Die Ärzt:innen, die wir haben, sind schon zu wenige, haben Burnout, und sind mit Arbeiten ausgelastet, die eine geschulte Pflegekraft tun könnte. Also nicht genug um Arbeit zu machen und auszubilden.
Um mehr Ärzt:innen zu haben, brauchen wir mehr Ausbilder. Deutschland hat zudem eine extrem negative Einstellung zu Praktika für Studierende im Ausland. Das ist kein Wunder, die meisten Unikliniken sind schon mit den Studierenden der eigenen Uni an der Belastungsgrenze. “Show me a medical student who only triples my work, and I show you a good medical student” sagte schon Fat Man zu Roy Barsch.
Praktika und PJ sind aber der beste Weg, für beide Seiten, sich zu bewerben. Und in einem “Sellers Market”, in dem neue Ärzt:innen händeringend gesucht werden, sind Famulaturen und PJ die beste Werbung für das eigene Haus.

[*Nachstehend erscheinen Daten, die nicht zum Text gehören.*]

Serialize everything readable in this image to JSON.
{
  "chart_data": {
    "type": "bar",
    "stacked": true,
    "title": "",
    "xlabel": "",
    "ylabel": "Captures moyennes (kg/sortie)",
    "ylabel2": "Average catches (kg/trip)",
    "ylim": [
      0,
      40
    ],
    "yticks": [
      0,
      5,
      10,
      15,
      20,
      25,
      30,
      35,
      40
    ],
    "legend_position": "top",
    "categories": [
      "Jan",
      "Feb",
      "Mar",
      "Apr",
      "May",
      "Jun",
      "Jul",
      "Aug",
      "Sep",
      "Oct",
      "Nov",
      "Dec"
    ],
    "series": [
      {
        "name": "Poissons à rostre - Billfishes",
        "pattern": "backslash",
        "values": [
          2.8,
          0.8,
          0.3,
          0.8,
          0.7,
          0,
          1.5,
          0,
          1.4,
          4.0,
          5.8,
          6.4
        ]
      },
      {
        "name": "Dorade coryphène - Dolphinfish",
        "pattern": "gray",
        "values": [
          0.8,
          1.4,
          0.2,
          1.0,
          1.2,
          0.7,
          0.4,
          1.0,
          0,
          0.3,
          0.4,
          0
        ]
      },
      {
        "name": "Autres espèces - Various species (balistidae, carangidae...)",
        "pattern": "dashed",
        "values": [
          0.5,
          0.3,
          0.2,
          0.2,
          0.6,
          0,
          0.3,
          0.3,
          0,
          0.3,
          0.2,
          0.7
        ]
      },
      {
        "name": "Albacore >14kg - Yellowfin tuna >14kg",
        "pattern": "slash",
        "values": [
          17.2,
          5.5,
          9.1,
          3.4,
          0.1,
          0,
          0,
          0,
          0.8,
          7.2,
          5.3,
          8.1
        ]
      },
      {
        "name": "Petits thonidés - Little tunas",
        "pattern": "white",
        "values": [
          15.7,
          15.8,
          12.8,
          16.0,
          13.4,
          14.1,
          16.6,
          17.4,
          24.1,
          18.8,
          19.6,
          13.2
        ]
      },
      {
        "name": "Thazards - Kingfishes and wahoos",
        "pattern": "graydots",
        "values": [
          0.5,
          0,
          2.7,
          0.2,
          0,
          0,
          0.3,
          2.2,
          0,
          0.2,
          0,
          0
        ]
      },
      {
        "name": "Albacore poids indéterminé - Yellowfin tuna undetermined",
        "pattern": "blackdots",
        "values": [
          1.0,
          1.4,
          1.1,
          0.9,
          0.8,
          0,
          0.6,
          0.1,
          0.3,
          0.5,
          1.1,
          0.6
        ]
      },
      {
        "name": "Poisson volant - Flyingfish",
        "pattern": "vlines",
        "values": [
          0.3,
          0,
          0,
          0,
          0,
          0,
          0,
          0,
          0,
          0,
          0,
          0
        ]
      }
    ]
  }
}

Da helfen solche Sachen ganz und gar nicht. “Die Regularien sehen vor, dass Sie an einer Deutschen Hochschule im Fach Humanmedizin eingeschrieben sind. Studenten von ausländischen Universitäten können wir bei der Förderung des Blockpraktikums nicht berücksichtigen.” ist absoluter Unsinn in einem Jahr, in dem wir 500 Hausärzte zur Ausbildung suchen und jede:r dritte Ärzt:in über 60 ist.
Die Krone dieser E-Mail ist zudem, dass die Dame nicht nach einer Förderung ansuchte, sondern info@bhaev.de angefragt hatte, ob diese eine Liste von Hausärzt:innen hätte, die Sommer-Praktika anbieten. Der Bayerischer Hausärzteverband e.V. gibt sein Geld wohl lieber für die Veranstaltung von Werbe-Konferenzen als die direkte Anwerbung zukünftiger Hausärzt:innen aus.